A moment later, when the waiter had left them after taking the order, they intercepted each other’s glances and smiled. “You’re just thinking how extraordinary it is for you and me to be here, aren’t you?” she asked.

“Yes, I was. But so many extraordinary things have been happening to me to-day. One of them, for instance, happened just before I met you. I went to see a specialist, thinking I might have something rather serious the matter with me, and he told me it was all nerves.”

“Weren’t you delighted?”

“Yes, altogether. I felt like a condemned prisoner who’s been give a reprieve and a free pardon all at the same moment. I still feel rather like that. I left the doctor’s place soon after a quarter to five, I suppose it was, and I hardly know what I did between then and seeing you. I remember getting into a taxi and being driven along Oxford Street. I never ride in taxis as a rule. For that matter, I never dine alone with young ladies in Soho restaurants. If I could see myself now from the outside, I daresay I should think I’d gone completely crazy.”

“Having left the Euclid world and passed into the Einstein—that was your own simile, wasn’t it?”

He looked across at her then with a curious, tranquil admiration. She was clever; she could seize a point; she had an alertness of mind that perfectly matched the alertness of her eyes and bearing. Trevis had the same kind of alertness, dimmed, though, by physical suffering; Ringwood had a touch of it, but in him it was rougher, less clarified. Only in her did this quality which he liked so much seem brought almost to perfection.

She went on: “I’m glad it was nothing seriously wrong. As a matter of fact, I had noticed you looking ill lately. I suppose you were worrying?”

“Yes, frightfully.”

“I think you work far too hard in Browdley. Didn’t the doctor tell you you had to take a rest?”

“I believe he did. D’you know, I hardly remember what he did tell me, except that I hadn’t got what I thought I had. I believe he forbade me to speak in public again for a long time—it was my throat, you see, that was the bother—and I rather think he talked about a nervous breakdown. A breakdown! Do I look like it?”

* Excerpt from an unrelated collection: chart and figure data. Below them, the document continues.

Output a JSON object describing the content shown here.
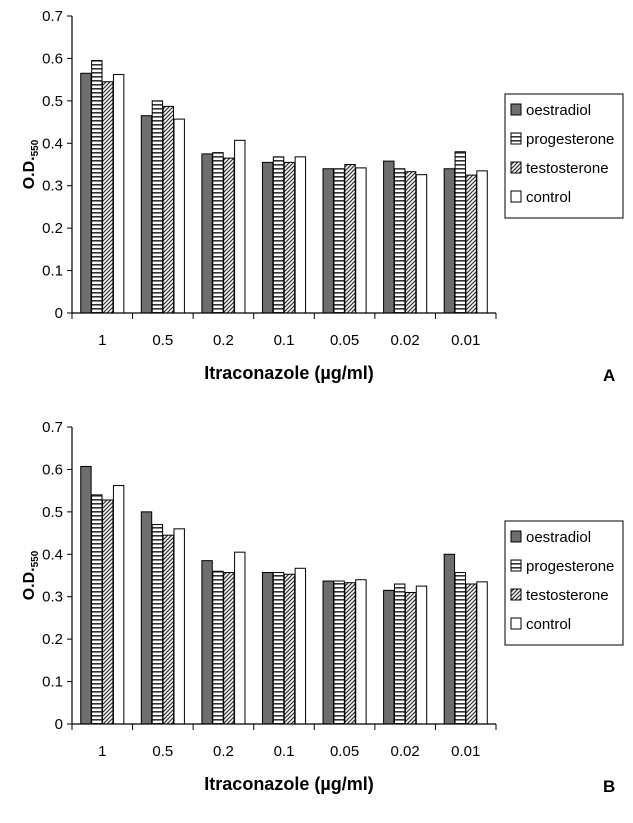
{
  "chart_data": [
    {
      "type": "bar",
      "panel_label": "A",
      "xlabel": "Itraconazole (µg/ml)",
      "ylabel_main": "O.D.",
      "ylabel_sub": "550",
      "ylim": [
        0,
        0.7
      ],
      "yticks": [
        "0",
        "0.1",
        "0.2",
        "0.3",
        "0.4",
        "0.5",
        "0.6",
        "0.7"
      ],
      "categories": [
        "1",
        "0.5",
        "0.2",
        "0.1",
        "0.05",
        "0.02",
        "0.01"
      ],
      "legend_position": "right",
      "grid": false,
      "series": [
        {
          "name": "oestradiol",
          "fill": "solid",
          "color": "#6e6e6e",
          "values": [
            0.565,
            0.465,
            0.375,
            0.355,
            0.34,
            0.358,
            0.34
          ]
        },
        {
          "name": "progesterone",
          "fill": "horizontal-stripes",
          "color": "#333333",
          "values": [
            0.595,
            0.5,
            0.378,
            0.368,
            0.34,
            0.34,
            0.38
          ]
        },
        {
          "name": "testosterone",
          "fill": "diagonal-stripes",
          "color": "#333333",
          "values": [
            0.545,
            0.487,
            0.365,
            0.355,
            0.35,
            0.333,
            0.325
          ]
        },
        {
          "name": "control",
          "fill": "white",
          "color": "#ffffff",
          "values": [
            0.562,
            0.457,
            0.407,
            0.368,
            0.342,
            0.326,
            0.335
          ]
        }
      ]
    },
    {
      "type": "bar",
      "panel_label": "B",
      "xlabel": "Itraconazole (µg/ml)",
      "ylabel_main": "O.D.",
      "ylabel_sub": "550",
      "ylim": [
        0,
        0.7
      ],
      "yticks": [
        "0",
        "0.1",
        "0.2",
        "0.3",
        "0.4",
        "0.5",
        "0.6",
        "0.7"
      ],
      "categories": [
        "1",
        "0.5",
        "0.2",
        "0.1",
        "0.05",
        "0.02",
        "0.01"
      ],
      "legend_position": "right",
      "grid": false,
      "series": [
        {
          "name": "oestradiol",
          "fill": "solid",
          "color": "#6e6e6e",
          "values": [
            0.607,
            0.5,
            0.385,
            0.357,
            0.337,
            0.315,
            0.4
          ]
        },
        {
          "name": "progesterone",
          "fill": "horizontal-stripes",
          "color": "#333333",
          "values": [
            0.54,
            0.47,
            0.36,
            0.357,
            0.337,
            0.33,
            0.357
          ]
        },
        {
          "name": "testosterone",
          "fill": "diagonal-stripes",
          "color": "#333333",
          "values": [
            0.528,
            0.445,
            0.357,
            0.353,
            0.333,
            0.31,
            0.33
          ]
        },
        {
          "name": "control",
          "fill": "white",
          "color": "#ffffff",
          "values": [
            0.562,
            0.46,
            0.405,
            0.367,
            0.34,
            0.325,
            0.335
          ]
        }
      ]
    }
  ]
}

“Not now, but you may when you get back to Browdley. I think you probably will. I don’t know how you can ever stand the place. You must be so unhappy.” She spoke that last word with a rather scared glance, as if it had arrived too impulsively to be checked.

Unhappy?

“Well, yes. Of course it’s always difficult to imagine oneself in someone else’s place, but I always feel—I always have felt—that if I were you I should be terribly unhappy.”

“Unhappy!” he echoed again, but not interrogatively this time. He was so happy at that moment that the mere conception of being otherwise evaded him till, with a strong effort of imagination, he pictured Browdley, the Browdley he would be returning to on the morrow, its narrow streets of slums leading from the railway station to the Manse, the factory overshadowing the chapel, the little rooms in all the little houses that he visited.

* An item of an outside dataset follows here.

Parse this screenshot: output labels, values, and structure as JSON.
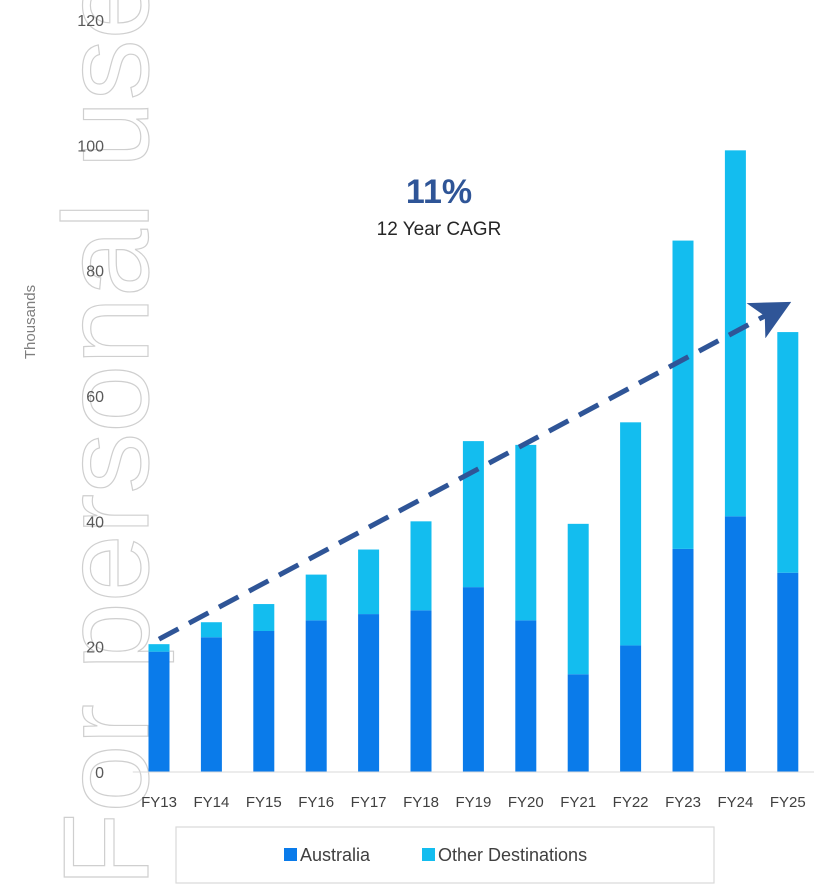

“Because,” she suggested, again with a scared glance, “because I feel that you try for so much, and must so often be disappointed.”

He said: “Ah yes, but it isn’t all disappointment, you know. And whether it is or not, I have to do it.”

“You feel about it as I feel about music? That you must do it, whatever happens? You never have any doubts?”

“I don’t think I ever had any when I was your age, anyhow. Perhaps when one reaches middle life, it isn’t natural to be as certain of things.”

“You have doubts, then?”

“Only of my own usefulness. It doesn’t seem quite so inevitable that I shall convert the world as it did when I first left college.”

“Do you want to convert the world?”

“I don’t say I do—now. I’ll be satisfied with doing a certain amount of good in Browdley.”

“Giving up the big ambitions?”

“Don’t you think doing a certain amount of good in Browdley is a big ambition? I do.”

“Yes, so do I, but—” The waiter came with soup, and the interruption broke the sequence of discussion. “Really,” she said afterwards, with a smile, “you must think I’m terribly impertinent, cross-examining you like this.”

“Not so impertinent as I was to you a little while ago, I’m sure.”

“Oh, that? ” She laughed. “You don’t mind my being amused by it, do you?”

“I’m relieved that you can be.”

“Well, don’t you think it was rather funny?”

“Perhaps…” And he laughed, with an effort at first, and then spontaneously.